Jessi Miley-Dyer

Personal information
- Born: 29 May 1986 (age 39)
- Height: 5 ft 10 in (178 cm)

Surfing career
- Sport: Surfing
- Best year: 2006–2007

Surfing specifications
- Stance: Goofy

= Jessi Miley-Dyer =

Australian surfer

Jessica Candice "Jessi" Miley-Dyer (born 29 May 1986) is an Australian professional surfer. She currently resides in Sydney.

==Early life and education==
Miley-Dyer grew up in the Sydney suburb of Bronte where she was a champion junior lifeguard. Miley-Dyer attended Sydney Girls High School.
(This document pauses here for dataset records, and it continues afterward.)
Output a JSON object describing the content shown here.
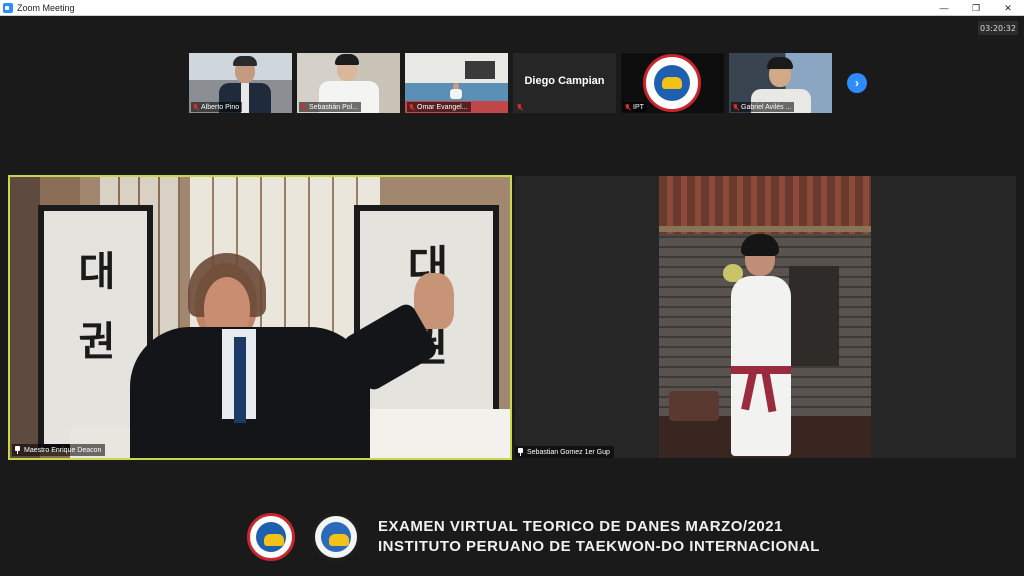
{
  "window": {
    "title": "Zoom Meeting"
  },
  "timer": "03:20:32",
  "thumbnails": [
    {
      "name": "Alberto Pino"
    },
    {
      "name": "Sebastián Pol..."
    },
    {
      "name": "Omar Evangel..."
    },
    {
      "name": "",
      "display_name": "Diego Campian"
    },
    {
      "name": "IPT"
    },
    {
      "name": "Gabriel Avilés ..."
    }
  ],
  "main_tiles": {
    "speaker": {
      "name": "Maestro Enrique Deacon"
    },
    "participant": {
      "name": "Sebastian Gomez 1er Gup"
    }
  },
  "calligraphy": {
    "left": "대 권",
    "right": "대 권"
  },
  "logos": {
    "ipt_text": "CH",
    "itf_text": "CH"
  },
  "footer": {
    "line1": "EXAMEN VIRTUAL TEORICO DE DANES MARZO/2021",
    "line2": "INSTITUTO PERUANO DE TAEKWON-DO INTERNACIONAL"
  },
  "colors": {
    "active_speaker_border": "#c7d94a",
    "accent": "#2d8cff",
    "mic_off": "#e02828"
  }
}
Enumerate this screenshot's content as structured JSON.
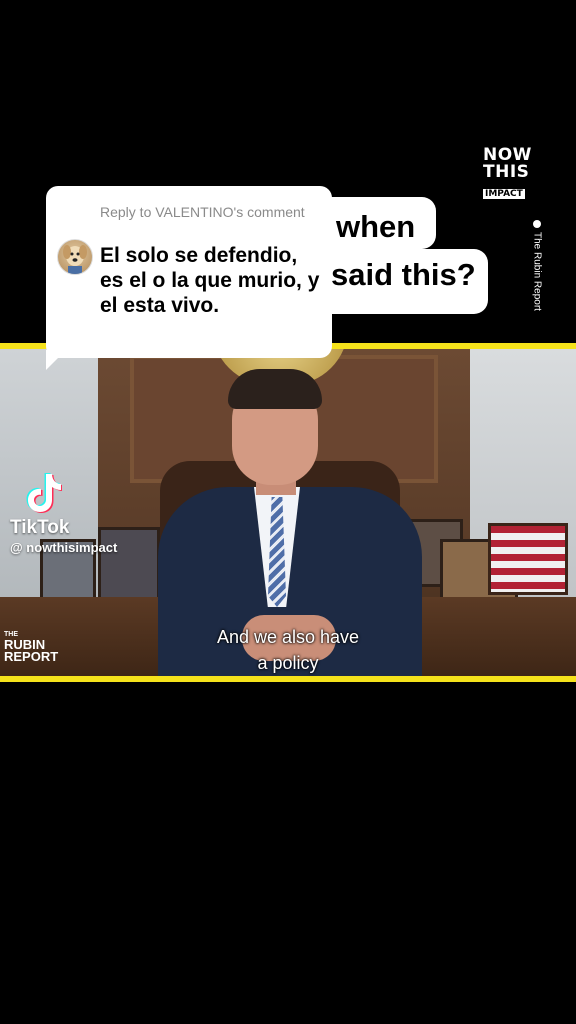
{
  "brand": {
    "line1": "NOW",
    "line2": "THIS",
    "line3": "IMPACT"
  },
  "credit": "The Rubin Report",
  "question": {
    "line1": "when",
    "line2": "said this?"
  },
  "reply": {
    "header": "Reply to VALENTINO's comment",
    "body": "El solo se defendio, es el o la que murio, y el esta vivo."
  },
  "video": {
    "watermark_top": "THE",
    "watermark_line1": "RUBIN",
    "watermark_line2": "REPORT",
    "subtitle_line1": "And we also have",
    "subtitle_line2": "a policy"
  },
  "tiktok": {
    "name": "TikTok",
    "username": "@ nowthisimpact"
  },
  "colors": {
    "frame_yellow": "#f5e21b",
    "background": "#000000"
  }
}
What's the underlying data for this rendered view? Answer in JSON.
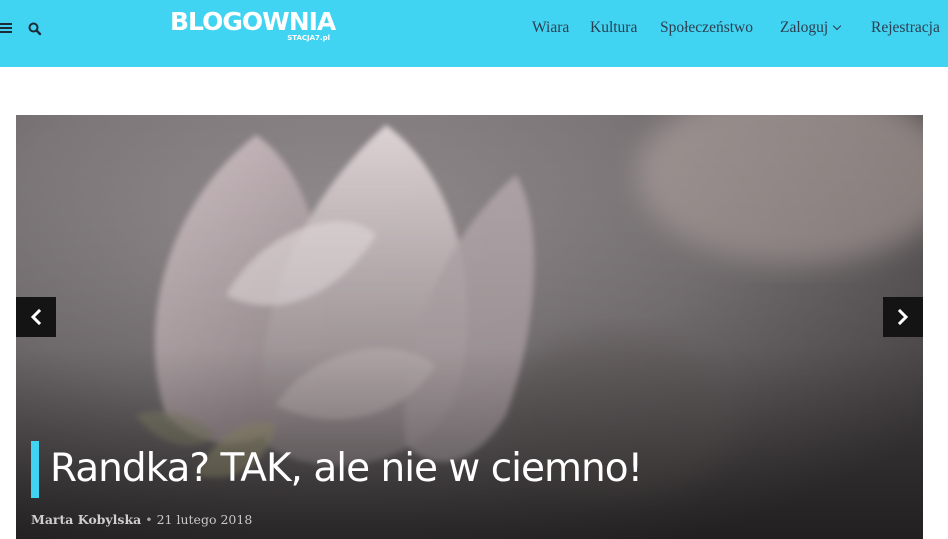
{
  "header": {
    "background_color": "#41d4f2",
    "menu_icon": "hamburger-menu-icon",
    "search_icon": "search-icon",
    "logo": {
      "main": "BLOGOWNIA",
      "sub": "STACJA7.pl"
    },
    "nav": {
      "wiara": "Wiara",
      "kultura": "Kultura",
      "spoleczenstwo": "Społeczeństwo",
      "zaloguj": "Zaloguj",
      "rejestracja": "Rejestracja"
    }
  },
  "slider": {
    "prev_icon": "chevron-left-icon",
    "next_icon": "chevron-right-icon",
    "accent_color": "#41d4f2",
    "post": {
      "title": "Randka? TAK, ale nie w ciemno!",
      "author": "Marta Kobylska",
      "separator": "•",
      "date": "21 lutego 2018"
    }
  }
}
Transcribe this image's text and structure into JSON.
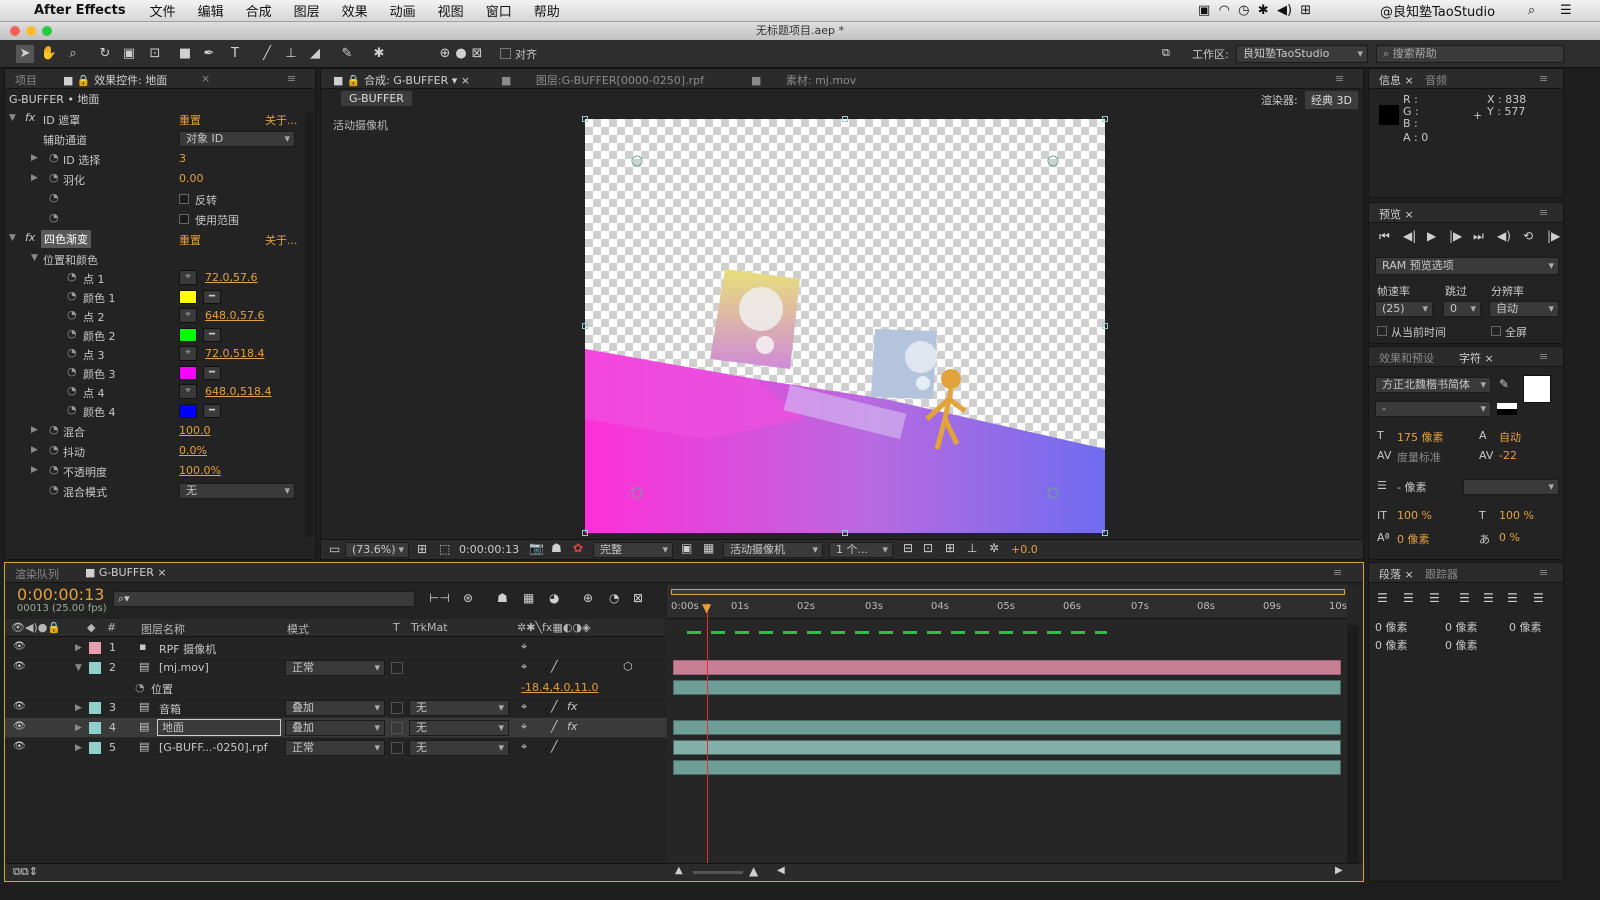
{
  "menubar": {
    "app": "After Effects",
    "items": [
      "文件",
      "编辑",
      "合成",
      "图层",
      "效果",
      "动画",
      "视图",
      "窗口",
      "帮助"
    ],
    "user": "@良知塾TaoStudio"
  },
  "titlebar": {
    "title": "无标题项目.aep *"
  },
  "toolbar": {
    "align": "对齐",
    "workspace_label": "工作区:",
    "workspace_value": "良知塾TaoStudio",
    "search_placeholder": "搜索帮助"
  },
  "project": {
    "tab_project": "项目",
    "tab_effects": "效果控件: 地面",
    "breadcrumb": "G-BUFFER • 地面"
  },
  "effects": {
    "id_matte": {
      "name": "ID 遮罩",
      "reset": "重置",
      "about": "关于...",
      "aux_label": "辅助通道",
      "aux_value": "对象 ID",
      "id_sel_label": "ID 选择",
      "id_sel_value": "3",
      "feather_label": "羽化",
      "feather_value": "0.00",
      "invert_label": "反转",
      "use_range_label": "使用范围"
    },
    "four_color": {
      "name": "四色渐变",
      "reset": "重置",
      "about": "关于...",
      "pos_group": "位置和颜色",
      "p1_label": "点 1",
      "p1_value": "72.0,57.6",
      "c1_label": "颜色 1",
      "p2_label": "点 2",
      "p2_value": "648.0,57.6",
      "c2_label": "颜色 2",
      "p3_label": "点 3",
      "p3_value": "72.0,518.4",
      "c3_label": "颜色 3",
      "p4_label": "点 4",
      "p4_value": "648.0,518.4",
      "c4_label": "颜色 4",
      "blend_label": "混合",
      "blend_value": "100.0",
      "jitter_label": "抖动",
      "jitter_value": "0.0%",
      "opacity_label": "不透明度",
      "opacity_value": "100.0%",
      "mode_label": "混合模式",
      "mode_value": "无"
    },
    "colors": {
      "c1": "#ffff00",
      "c2": "#00ff00",
      "c3": "#ff00ff",
      "c4": "#0000ff"
    }
  },
  "comp": {
    "tab_comp": "合成: G-BUFFER",
    "tab_layer": "图层:G-BUFFER[0000-0250].rpf",
    "tab_footage": "素材: mj.mov",
    "crumb": "G-BUFFER",
    "renderer_label": "渲染器:",
    "renderer_value": "经典 3D",
    "camera_label": "活动摄像机",
    "zoom": "(73.6%)",
    "timecode": "0:00:00:13",
    "quality": "完整",
    "view": "活动摄像机",
    "views": "1 个...",
    "exposure": "+0.0"
  },
  "info": {
    "tab": "信息",
    "tab_audio": "音频",
    "r": "R :",
    "g": "G :",
    "b": "B :",
    "a": "A : 0",
    "x": "X : 838",
    "y": "Y : 577"
  },
  "preview": {
    "tab": "预览",
    "ram": "RAM 预览选项",
    "fps_label": "帧速率",
    "skip_label": "跳过",
    "res_label": "分辨率",
    "fps_value": "(25)",
    "skip_value": "0",
    "res_value": "自动",
    "from_current": "从当前时间",
    "fullscreen": "全屏"
  },
  "character": {
    "tab_effects": "效果和预设",
    "tab_char": "字符",
    "font": "方正北魏楷书简体",
    "style": "-",
    "size": "175 像素",
    "leading": "自动",
    "kerning": "度量标准",
    "tracking": "-22",
    "stroke": "- 像素",
    "vscale": "100 %",
    "hscale": "100 %",
    "baseline": "0 像素",
    "tsume": "0 %"
  },
  "paragraph": {
    "tab": "段落",
    "tab_tracker": "跟踪器",
    "i1": "0 像素",
    "i2": "0 像素",
    "i3": "0 像素",
    "i4": "0 像素",
    "i5": "0 像素"
  },
  "timeline": {
    "tab_render": "渲染队列",
    "tab_comp": "G-BUFFER",
    "timecode": "0:00:00:13",
    "frames": "00013 (25.00 fps)",
    "col_name": "图层名称",
    "col_mode": "模式",
    "col_t": "T",
    "col_trkmat": "TrkMat",
    "col_num": "#",
    "ruler": [
      "0:00s",
      "01s",
      "02s",
      "03s",
      "04s",
      "05s",
      "06s",
      "07s",
      "08s",
      "09s",
      "10s"
    ],
    "layers": [
      {
        "num": "1",
        "name": "RPF 摄像机",
        "mode": "",
        "trk": "",
        "color": "#e8a0b0"
      },
      {
        "num": "2",
        "name": "[mj.mov]",
        "mode": "正常",
        "trk": "",
        "color": "#8fd0c8"
      },
      {
        "num": "3",
        "name": "音箱",
        "mode": "叠加",
        "trk": "无",
        "color": "#8fd0c8"
      },
      {
        "num": "4",
        "name": "地面",
        "mode": "叠加",
        "trk": "无",
        "color": "#8fd0c8"
      },
      {
        "num": "5",
        "name": "[G-BUFF...-0250].rpf",
        "mode": "正常",
        "trk": "无",
        "color": "#8fd0c8"
      }
    ],
    "position_label": "位置",
    "position_value": "-18.4,4.0,11.0"
  }
}
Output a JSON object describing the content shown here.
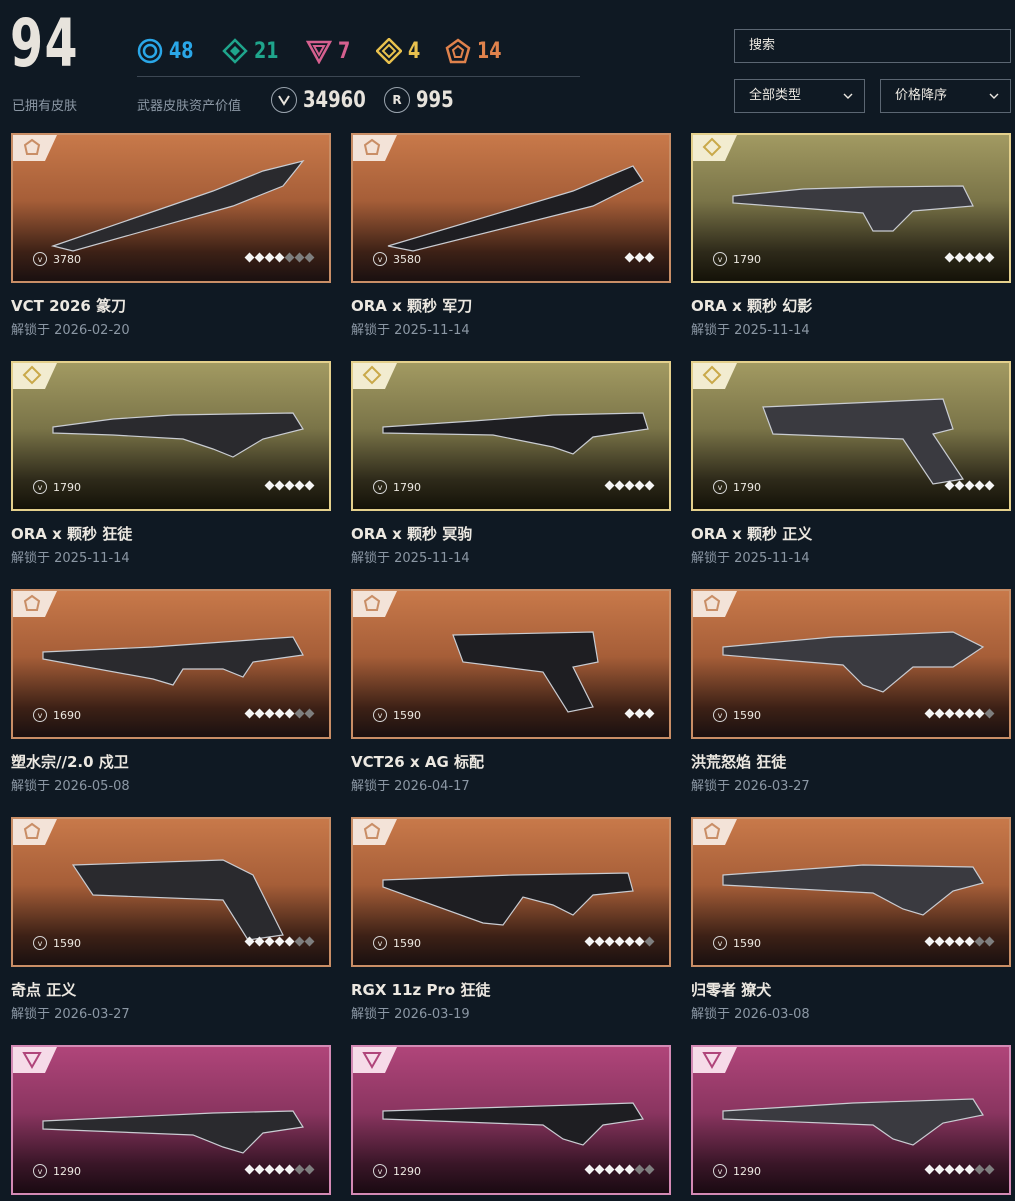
{
  "header": {
    "owned_count": "94",
    "owned_label": "已拥有皮肤",
    "value_label": "武器皮肤资产价值",
    "tiers": [
      {
        "name": "select-tier",
        "count": "48",
        "color": "#2aa7e8",
        "icon": "select-tier-icon"
      },
      {
        "name": "deluxe-tier",
        "count": "21",
        "color": "#1fa58c",
        "icon": "deluxe-tier-icon"
      },
      {
        "name": "premium-tier",
        "count": "7",
        "color": "#d5608f",
        "icon": "premium-tier-icon"
      },
      {
        "name": "exclusive-tier",
        "count": "4",
        "color": "#e8c14e",
        "icon": "exclusive-tier-icon"
      },
      {
        "name": "ultra-tier",
        "count": "14",
        "color": "#e0824c",
        "icon": "ultra-tier-icon"
      }
    ],
    "currencies": [
      {
        "icon": "valorant-points-icon",
        "amount": "34960"
      },
      {
        "icon": "radianite-points-icon",
        "symbol": "R",
        "amount": "995"
      }
    ]
  },
  "controls": {
    "search_label": "搜索",
    "type_filter": "全部类型",
    "sort_order": "价格降序"
  },
  "skins": [
    {
      "name": "VCT 2026 篆刀",
      "date": "解锁于 2026-02-20",
      "price": "3780",
      "tier": "premium",
      "stars_on": 4,
      "stars_total": 7
    },
    {
      "name": "ORA x 颗秒 军刀",
      "date": "解锁于 2025-11-14",
      "price": "3580",
      "tier": "premium",
      "stars_on": 3,
      "stars_total": 3
    },
    {
      "name": "ORA x 颗秒 幻影",
      "date": "解锁于 2025-11-14",
      "price": "1790",
      "tier": "exclusive",
      "stars_on": 5,
      "stars_total": 5
    },
    {
      "name": "ORA x 颗秒 狂徒",
      "date": "解锁于 2025-11-14",
      "price": "1790",
      "tier": "exclusive",
      "stars_on": 5,
      "stars_total": 5
    },
    {
      "name": "ORA x 颗秒 冥驹",
      "date": "解锁于 2025-11-14",
      "price": "1790",
      "tier": "exclusive",
      "stars_on": 5,
      "stars_total": 5
    },
    {
      "name": "ORA x 颗秒 正义",
      "date": "解锁于 2025-11-14",
      "price": "1790",
      "tier": "exclusive",
      "stars_on": 5,
      "stars_total": 5
    },
    {
      "name": "塑水宗//2.0 戍卫",
      "date": "解锁于 2026-05-08",
      "price": "1690",
      "tier": "premium",
      "stars_on": 5,
      "stars_total": 7
    },
    {
      "name": "VCT26 x AG 标配",
      "date": "解锁于 2026-04-17",
      "price": "1590",
      "tier": "premium",
      "stars_on": 3,
      "stars_total": 3
    },
    {
      "name": "洪荒怒焰 狂徒",
      "date": "解锁于 2026-03-27",
      "price": "1590",
      "tier": "premium",
      "stars_on": 6,
      "stars_total": 7
    },
    {
      "name": "奇点 正义",
      "date": "解锁于 2026-03-27",
      "price": "1590",
      "tier": "premium",
      "stars_on": 5,
      "stars_total": 7
    },
    {
      "name": "RGX 11z Pro 狂徒",
      "date": "解锁于 2026-03-19",
      "price": "1590",
      "tier": "premium",
      "stars_on": 6,
      "stars_total": 7
    },
    {
      "name": "归零者 獠犬",
      "date": "解锁于 2026-03-08",
      "price": "1590",
      "tier": "premium",
      "stars_on": 5,
      "stars_total": 7
    },
    {
      "name": "",
      "date": "",
      "price": "1290",
      "tier": "deluxe",
      "stars_on": 5,
      "stars_total": 7
    },
    {
      "name": "",
      "date": "",
      "price": "1290",
      "tier": "deluxe",
      "stars_on": 5,
      "stars_total": 7
    },
    {
      "name": "",
      "date": "",
      "price": "1290",
      "tier": "deluxe",
      "stars_on": 5,
      "stars_total": 7
    }
  ]
}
She received a UAI of 98 and the Ben Lexcen Sports Scholarship to study at the University of New South Wales.

==Professional surfer==
Miley-Dyer began surfing at the age of eight and became a professional surfer in 2006, having a very strong performance finishing #4 in the 2006 ASP Women's World Tour. She finished her rookie season by winning the Billabong Pro Maui, beating World Champion Layne Beachley in December 2006.

On March 1, 2021 Miley-Dyer became World Surf League Head of Competition. In June 2025, she stepped down as World Surf League commissioner.